Pembangunan yang dilaksanakan oleh pemerintah orde baru pada dua dasawarsa
terakhir ini, berorientasi kepada upaya peningkatan kesejahteraan ekonomi. Kemudian
sebagai strategi orientasi pembangunan ekonomi. Kemudian sebagai strategi organisasi
pembangunan ekonomi agar meningkatkan kesejahteraan rakyat, menimbulkan perhatian dan
dijadikan asumsi bahwa hanya dengan stabilitas sosial politik, maka pembangunan akan
berhasil. Hal tersebut dilakukan dengan menata sistem politik yang mengutamakan integrasi
nasional dengan prinsip harmoni, selaras, serasi seimbang. Kelembagaan birokrasi, partai
politik dan militer merupakan kelembagaan politik yang menjadikan stabilitas, ketertiban dan
keamanan sebagai obyek dari pembangunan itu sendiri. Orde baru menciptakan suatu
masyarakat baru yang aman dan tertib dan mengejar kemajuan pembangunan dalam iklim
stabilitas (Schiller, 1978). Orientasi kelembagaan yang demikian dengan sendirinya akan
mengesampingkan atau menolak adanya kodrat perbedaan dalam diri manusia atau dalam
garis-garis perjuangan kelompok.
Pendekatan dan Tafsiran Teoritis
Karakter pemerintahan Orde Baru dalam penyelenggaraan kekuasaan terefleksikan
dalam kegiatan pembangunan sebagai sebuah keniscayaan, yang ditunjukkan dengan usaha
intensif dan progresif seperti mengamankan, mensukseskan, stabilitas, birokrasi, regulasi dan
korporatisasi. Sehingga pembangunan sebagai idelologi berkoinsidensi dengan peranan
negara yang besar, kuat dan diterminan dalam penyelenggaraan pembangunan (Sutrisno,
1988). Dampak positif masyarakat menjadi berkesadaran tinggi terhadap pembangunan,
namun sekali gus menimbulkan masyarakat menjadi tidak kritis terhadap makna, arah dan
tujuan pembangunan. Kesadaran yang diperoleh masyarakat hanyalah bersifat sloganistis,
retoris, tetapi tidak realistis dan kritis (Abar, 1990:XV)

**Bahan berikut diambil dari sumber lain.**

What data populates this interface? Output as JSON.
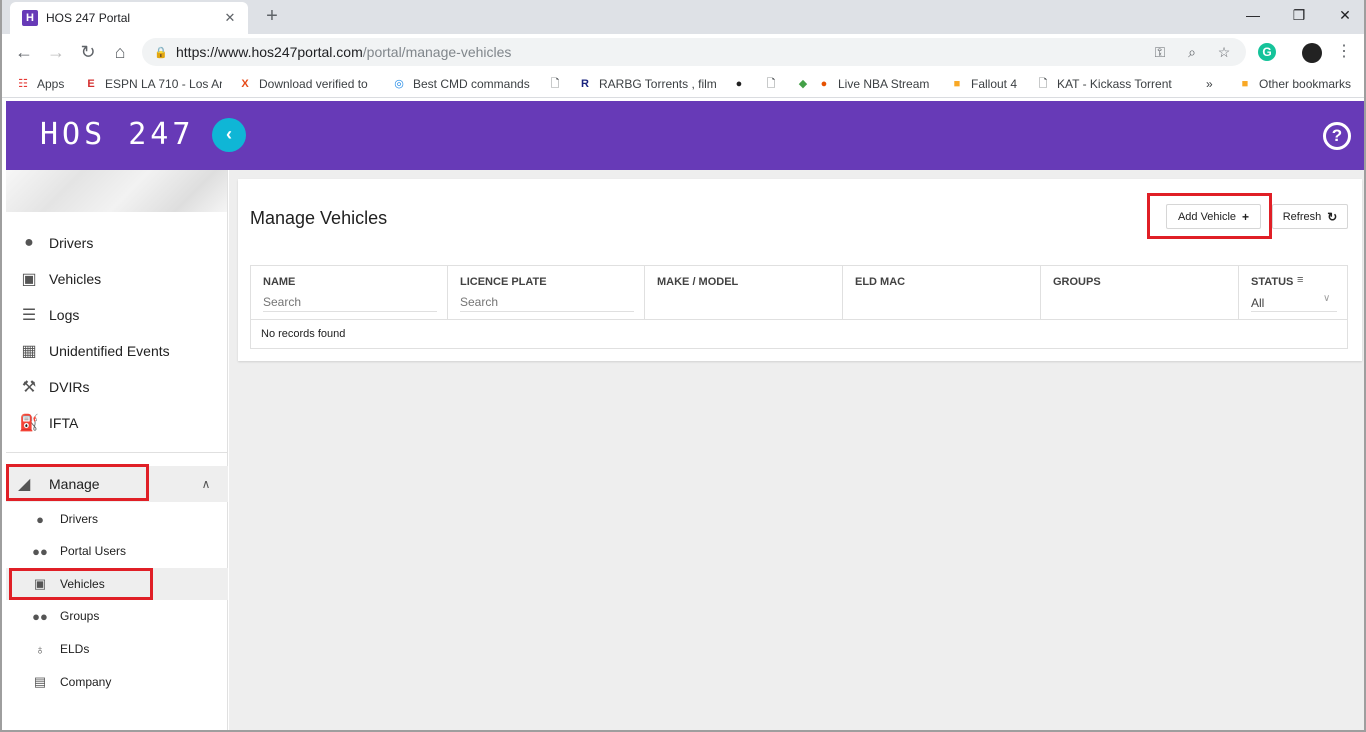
{
  "browser": {
    "tab_title": "HOS 247 Portal",
    "favicon_letter": "H",
    "tab_close": "✕",
    "new_tab": "+",
    "url_host": "https://www.hos247portal.com",
    "url_path": "/portal/manage-vehicles",
    "extension_g": "G"
  },
  "bookmarks": [
    {
      "label": "Apps",
      "icon": "apps-grid-icon"
    },
    {
      "label": "ESPN LA 710 - Los Ar",
      "icon": "espn-icon"
    },
    {
      "label": "Download verified to",
      "icon": "x-icon"
    },
    {
      "label": "Best CMD commands",
      "icon": "cmd-icon"
    },
    {
      "label": "",
      "icon": "page-icon"
    },
    {
      "label": "RARBG Torrents , film",
      "icon": "rarbg-icon"
    },
    {
      "label": "",
      "icon": "spotify-icon"
    },
    {
      "label": "",
      "icon": "page-icon"
    },
    {
      "label": "Live NBA Stream",
      "icon": "nba-icon"
    },
    {
      "label": "Fallout 4",
      "icon": "folder-icon"
    },
    {
      "label": "KAT - Kickass Torrent",
      "icon": "page-icon"
    },
    {
      "label": "»",
      "icon": ""
    },
    {
      "label": "Other bookmarks",
      "icon": "folder-icon"
    }
  ],
  "app": {
    "logo": "HOS 247",
    "collapse_glyph": "‹",
    "help_glyph": "?"
  },
  "sidebar": {
    "items": [
      {
        "label": "Drivers",
        "icon": "person-icon"
      },
      {
        "label": "Vehicles",
        "icon": "bus-icon"
      },
      {
        "label": "Logs",
        "icon": "list-icon"
      },
      {
        "label": "Unidentified Events",
        "icon": "calendar-icon"
      },
      {
        "label": "DVIRs",
        "icon": "wrench-icon"
      },
      {
        "label": "IFTA",
        "icon": "fuel-icon"
      }
    ],
    "manage": {
      "label": "Manage",
      "icon": "manage-icon"
    },
    "subitems": [
      {
        "label": "Drivers",
        "icon": "person-icon"
      },
      {
        "label": "Portal Users",
        "icon": "people-icon"
      },
      {
        "label": "Vehicles",
        "icon": "bus-icon",
        "active": true
      },
      {
        "label": "Groups",
        "icon": "group-icon"
      },
      {
        "label": "ELDs",
        "icon": "antenna-icon"
      },
      {
        "label": "Company",
        "icon": "building-icon"
      }
    ]
  },
  "main": {
    "title": "Manage Vehicles",
    "add_button": "Add Vehicle",
    "refresh_button": "Refresh",
    "columns": [
      {
        "header": "NAME",
        "filter": "Search"
      },
      {
        "header": "LICENCE PLATE",
        "filter": "Search"
      },
      {
        "header": "MAKE / MODEL"
      },
      {
        "header": "ELD MAC"
      },
      {
        "header": "GROUPS"
      },
      {
        "header": "STATUS",
        "select_value": "All"
      }
    ],
    "empty_text": "No records found"
  },
  "colors": {
    "header": "#673ab7",
    "accent": "#0fb6d6",
    "highlight": "#e01f26"
  }
}
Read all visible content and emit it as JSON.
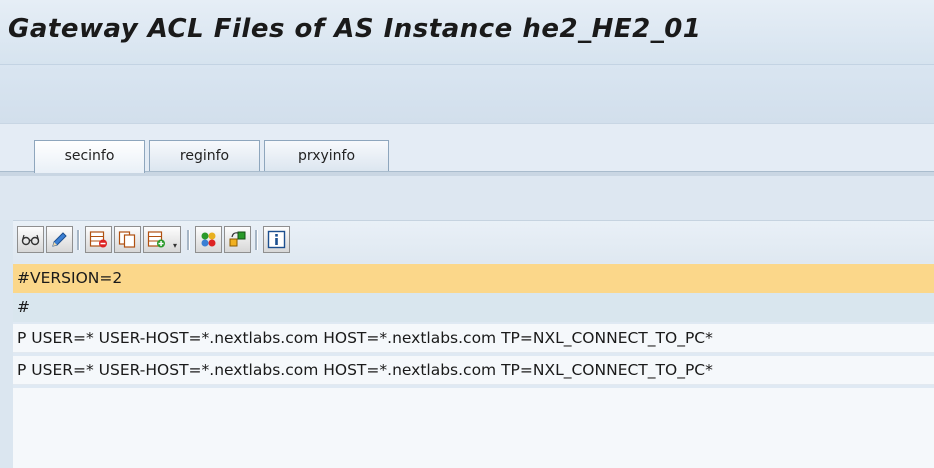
{
  "window": {
    "title": "Gateway ACL Files of AS Instance he2_HE2_01"
  },
  "tabs": [
    {
      "label": "secinfo",
      "active": true
    },
    {
      "label": "reginfo",
      "active": false
    },
    {
      "label": "prxyinfo",
      "active": false
    }
  ],
  "toolbar": {
    "buttons": [
      {
        "icon": "glasses-icon",
        "name": "display-button"
      },
      {
        "icon": "pencil-icon",
        "name": "change-button"
      },
      {
        "icon": "delete-row-icon",
        "name": "delete-row-button"
      },
      {
        "icon": "copy-row-icon",
        "name": "copy-row-button"
      },
      {
        "icon": "insert-row-icon",
        "name": "insert-row-button"
      },
      {
        "icon": "color-cycle-icon",
        "name": "reload-button"
      },
      {
        "icon": "activate-icon",
        "name": "activate-button"
      },
      {
        "icon": "info-icon",
        "name": "info-button"
      }
    ]
  },
  "lines": [
    "#VERSION=2",
    "#",
    "P USER=* USER-HOST=*.nextlabs.com HOST=*.nextlabs.com TP=NXL_CONNECT_TO_PC*",
    "P USER=* USER-HOST=*.nextlabs.com HOST=*.nextlabs.com TP=NXL_CONNECT_TO_PC*"
  ],
  "colors": {
    "selected_row": "#fbd78a",
    "cursor_row": "#d9e6ee",
    "background": "#dfe9f3"
  }
}
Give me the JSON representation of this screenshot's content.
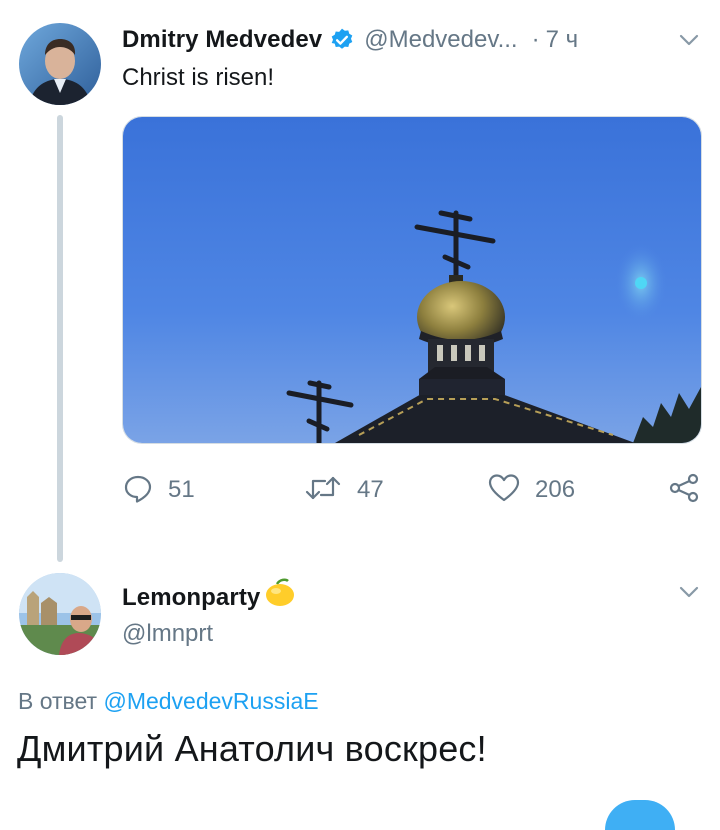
{
  "tweet": {
    "author_name": "Dmitry Medvedev",
    "verified_icon": "verified-badge-icon",
    "handle": "@Medvedev...",
    "separator": "·",
    "time": "7 ч",
    "text": "Christ is risen!",
    "media_alt": "",
    "actions": {
      "reply_count": "51",
      "retweet_count": "47",
      "like_count": "206"
    }
  },
  "reply": {
    "author_name": "Lemonparty",
    "emoji": "🍋",
    "handle": "@lmnprt",
    "in_reply_prefix": "В ответ",
    "in_reply_handle": "@MedvedevRussiaE",
    "text": "Дмитрий Анатолич воскрес!"
  },
  "colors": {
    "link": "#1da1f2",
    "muted": "#657786",
    "text": "#14171a",
    "sky": "#3f7fe0"
  }
}
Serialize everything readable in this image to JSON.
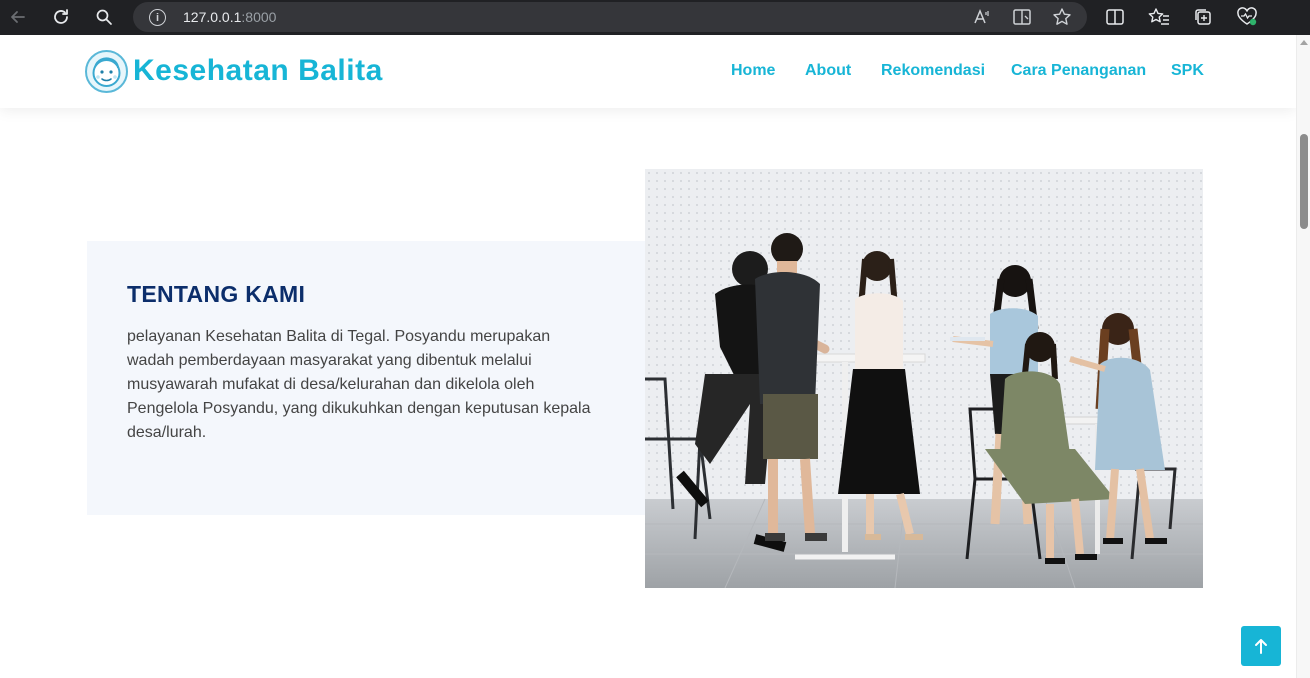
{
  "browser": {
    "url_host": "127.0.0.1",
    "url_port": ":8000",
    "info_glyph": "i",
    "icons": [
      "back-icon",
      "reload-icon",
      "search-icon",
      "info-icon",
      "read-aloud-icon",
      "immersive-reader-icon",
      "favorite-star-icon",
      "split-screen-icon",
      "favorites-icon",
      "collections-icon",
      "browser-essentials-icon"
    ]
  },
  "header": {
    "brand": "Kesehatan Balita",
    "nav": [
      {
        "label": "Home"
      },
      {
        "label": "About"
      },
      {
        "label": "Rekomendasi"
      },
      {
        "label": "Cara Penanganan"
      },
      {
        "label": "SPK"
      }
    ]
  },
  "about": {
    "title": "TENTANG KAMI",
    "body": "pelayanan Kesehatan Balita di Tegal. Posyandu merupakan wadah pemberdayaan masyarakat yang dibentuk melalui musyawarah mufakat di desa/kelurahan dan dikelola oleh Pengelola Posyandu, yang dikukuhkan dengan keputusan kepala desa/lurah."
  },
  "colors": {
    "accent": "#17b5d6",
    "title_navy": "#0c2e6b",
    "section_bg": "#f4f7fc",
    "body_text": "#444444"
  }
}
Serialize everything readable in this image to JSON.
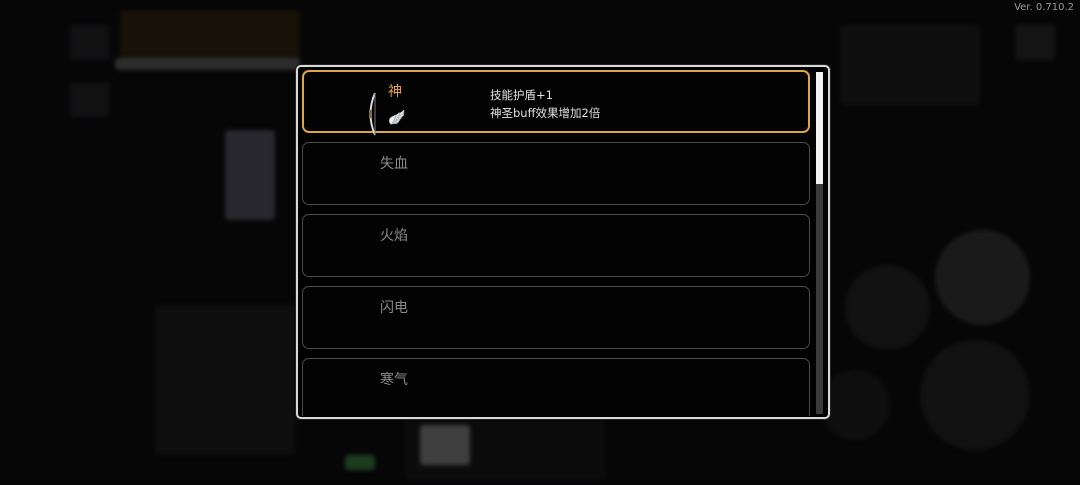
{
  "version": "Ver. 0.710.2",
  "colors": {
    "selected_border": "#e0a44a",
    "selected_title": "#e8a54c",
    "card_border": "#4a4a4a"
  },
  "cards": [
    {
      "title": "神",
      "selected": true,
      "desc_lines": [
        "技能护盾+1",
        "神圣buff效果增加2倍"
      ],
      "icon": "bow-icon",
      "badge_icon": "wing-icon"
    },
    {
      "title": "失血",
      "selected": false
    },
    {
      "title": "火焰",
      "selected": false
    },
    {
      "title": "闪电",
      "selected": false
    },
    {
      "title": "寒气",
      "selected": false
    }
  ],
  "scroll_position": 0
}
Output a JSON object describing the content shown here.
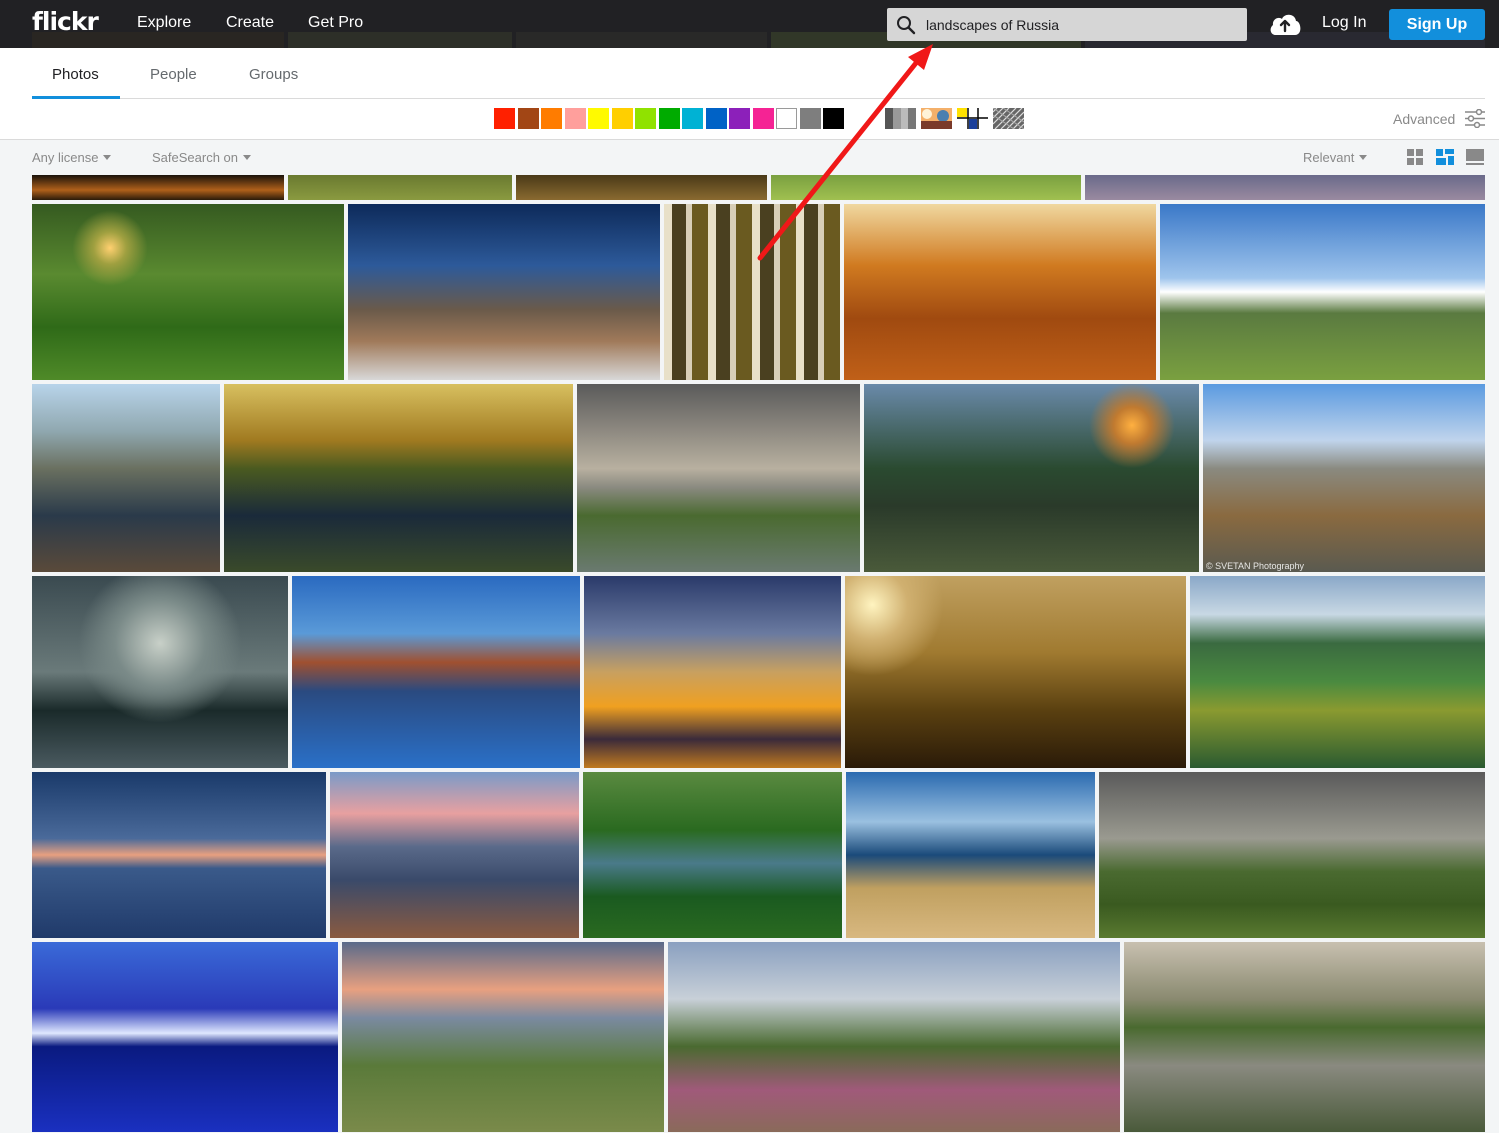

Karena mengedepankan stabilitas maka data dan fakta subjektif serta kreatifitas atau
kritis masyarakat selalu direduksi dan diminimalisasikan. Sehingga pembangunan kurang
melibatkan dan tidak memotivasi masyarakat untuk berpartisipasi. Pemerintah lebih
mengandalkan parameter kuantitatif, di mana biaya sosial (kualitatif) tidak diperhitungkan
seolah telah dicukupi dengan parameter kuantitatif. Padahal pembangunan melibatkan faktorfaktor kompleks sosial, politik, lingkungan dan juga ekonomi (Conyers, 1991:6)
Pemerintah orde baru yang gerakan pembangunannya lebih bersifat pragmatis dan
‘top down planning’ ternyata menyebabkan masyarakat teralienasi dari perencanaan dan
sumber daya pembangunan. Akibatnya pembangunan tidak terkendali lepas dari logika dan
kemauan masyarakat, posisi tawar (bargaining position) masyarakat sangat lemah dan terjadi
kontradiksi kepentingan, distribusi pendapatan kekuasaan yang tidak adil.